AIMS: This work aimed to optimize the culture conditions for production of a novel and potent anti-tubercular alkaloid, hirsutellone A, by the saprophytic soil fungus Trichoderma gelatinosum BCC 7579. METHODS AND RESULTS: The fungus was initially cultured in shake flasks at 25 degrees C in the potato dextrose broth (PDB) supplemented with various carbon and nitrogen sources and mineral salts to select suitable medium for mycelial growth and hirsutellone A production. Cultivation conditions were further optimized by adjusting initial pH and changing temperature levels to maximize the production of hirsutellone A. The optimal condition that increased the production of hirsutellone A from 19.04 mg l(-1), obtained from basal condition, to 610.55 mg l(-1) and reduced the cultivation time from 40 to 6 days was to cultivate in a shaker at 200 rev min(-1) at 25 degrees C in PDB plus 20 g l(-1) soluble starch, 10 g l(-1) peptone and 2.5% (v/v) salt solution with initial pH of 7. Production of hirsutellone A in larger-scale using a 5-l batch fermenter was also completed yielding 958 mg l(-1) of hirsutellone A within 6 days.
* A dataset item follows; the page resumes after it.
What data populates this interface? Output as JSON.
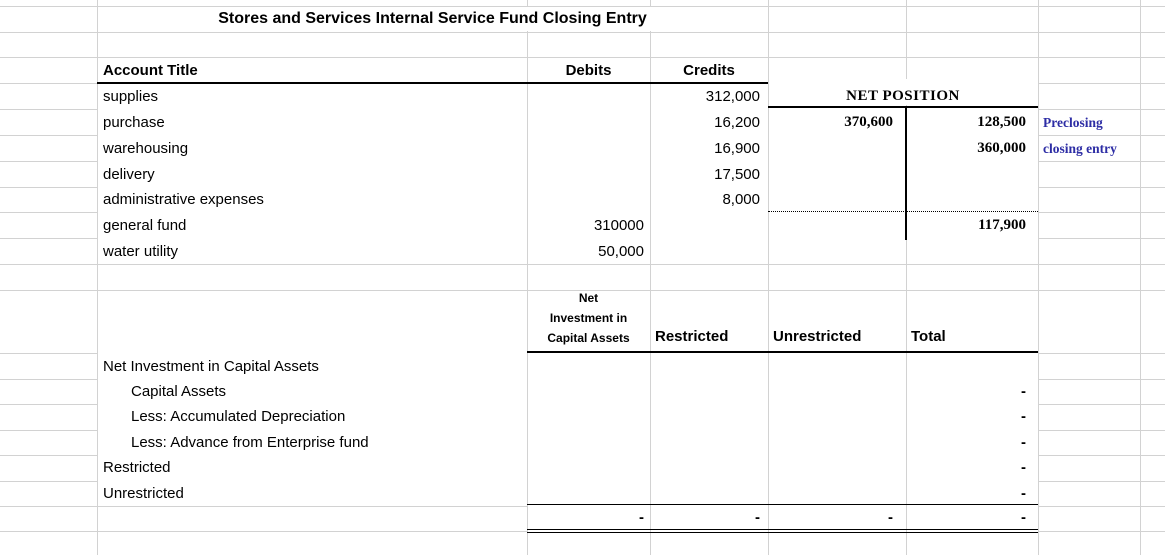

CONCLUSIONS: The suitable culture conditions for hirsutellone A production by T. gelatinosum BCC 7579 was the cultivation in 5-l fermenter at 25 degrees C in PDB plus 20 g l(-1) soluble starch, 10 g l(-1) peptone and 2.5% (v/v) salt solution with an initial pH of 7. SIGNIFICANCE AND IMPACT OF THE STUDY: The production of hirsutellone A in a fermenter to obtain a high yield and reduce an incubation period will become very useful in anti-tubercular drug development process in the future.